My two were enough for me!”
But the first lady,
my old lady,
said,
“I had nine, but mine are all still alive.”
And I looked at her
and she at me
And marvelled that she heard the space.
Even though there is no space for her.
So I nodded. Thank you.
Without a word.
And then,
quite by accident,
I laughed and said,
“Nine! How did you manage nine?”
And she smiled and said,
practised as I also am,
“It was fine. Lovely. You get used to it.”
And that is how we say the wrong thing at times.
Even when we know.
Even when we know better.
I'm back to making honest mistakes.
Well meant.
Mistakes.
I think it means I healed but didn't improve.
Ah well.
Hannah F says
Random thoughts: this is very well-written; I want to be that old lady, noticing things; I am very tired and emotional and reading this and seeing the photo with the space for Freddie is going to make me cry so it’s probably time for me to go to bed; I am thinking of you and your littlest boy and hoping he is better very soon xx
Jeanette says
Like Hannah, this post made me cry. I’ve had similar conversations, very similar.

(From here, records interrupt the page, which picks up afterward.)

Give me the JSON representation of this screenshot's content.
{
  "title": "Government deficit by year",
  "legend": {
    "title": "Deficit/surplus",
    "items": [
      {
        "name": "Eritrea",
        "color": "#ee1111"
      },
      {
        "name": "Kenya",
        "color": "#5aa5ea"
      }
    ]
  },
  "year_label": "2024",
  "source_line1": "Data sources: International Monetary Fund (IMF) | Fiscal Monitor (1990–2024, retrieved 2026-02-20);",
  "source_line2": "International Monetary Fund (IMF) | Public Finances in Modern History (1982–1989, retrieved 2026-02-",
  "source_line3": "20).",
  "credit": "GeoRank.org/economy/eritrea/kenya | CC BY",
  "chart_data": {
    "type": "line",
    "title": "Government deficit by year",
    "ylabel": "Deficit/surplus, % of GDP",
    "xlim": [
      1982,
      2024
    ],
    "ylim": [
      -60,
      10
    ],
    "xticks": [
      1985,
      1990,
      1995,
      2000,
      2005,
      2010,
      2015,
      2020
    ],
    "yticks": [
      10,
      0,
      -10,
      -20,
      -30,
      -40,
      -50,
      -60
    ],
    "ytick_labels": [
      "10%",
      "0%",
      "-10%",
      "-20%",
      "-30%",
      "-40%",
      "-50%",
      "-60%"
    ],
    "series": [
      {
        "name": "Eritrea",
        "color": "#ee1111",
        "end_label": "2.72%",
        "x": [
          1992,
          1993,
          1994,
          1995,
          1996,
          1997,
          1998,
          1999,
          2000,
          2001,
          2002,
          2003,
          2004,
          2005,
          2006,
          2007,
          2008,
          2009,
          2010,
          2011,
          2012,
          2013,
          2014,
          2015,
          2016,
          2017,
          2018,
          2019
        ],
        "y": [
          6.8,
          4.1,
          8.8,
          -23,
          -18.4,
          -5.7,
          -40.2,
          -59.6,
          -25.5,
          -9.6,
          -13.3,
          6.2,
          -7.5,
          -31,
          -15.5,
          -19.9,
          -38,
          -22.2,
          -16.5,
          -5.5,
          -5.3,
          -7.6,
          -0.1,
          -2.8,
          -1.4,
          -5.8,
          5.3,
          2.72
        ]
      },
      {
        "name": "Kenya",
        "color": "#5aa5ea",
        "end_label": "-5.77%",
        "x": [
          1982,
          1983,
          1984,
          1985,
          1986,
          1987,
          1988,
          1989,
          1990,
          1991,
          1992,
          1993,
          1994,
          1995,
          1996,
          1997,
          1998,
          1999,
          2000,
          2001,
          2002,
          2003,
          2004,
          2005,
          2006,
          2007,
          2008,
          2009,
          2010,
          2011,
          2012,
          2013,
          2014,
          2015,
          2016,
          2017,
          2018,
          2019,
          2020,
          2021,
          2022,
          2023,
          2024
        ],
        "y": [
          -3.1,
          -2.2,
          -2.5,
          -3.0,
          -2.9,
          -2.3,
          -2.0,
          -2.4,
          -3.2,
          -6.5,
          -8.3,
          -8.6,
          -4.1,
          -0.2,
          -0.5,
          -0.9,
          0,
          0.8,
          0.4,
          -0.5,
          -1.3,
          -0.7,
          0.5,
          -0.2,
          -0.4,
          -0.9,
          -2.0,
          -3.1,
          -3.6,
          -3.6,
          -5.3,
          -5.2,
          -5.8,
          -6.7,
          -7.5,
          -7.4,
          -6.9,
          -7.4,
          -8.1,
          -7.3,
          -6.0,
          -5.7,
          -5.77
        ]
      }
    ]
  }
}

Hope Bene is feeling better. x
kat @ slugs says
tears here too. Beautiful post.
Kelly says
This is lovely, and I’ve met those wise older ladies, and they are special indeed. I am being thick here I know, but I don’t see how you made a mistake, and now I’m worried that I’m insensitive….what have in missed here?
Molly @ Mother's Always Right says
Beautiful Merry. You have such a power with your words. xxx
Midlife Singlemum says
This is a wonderful post. Very well done.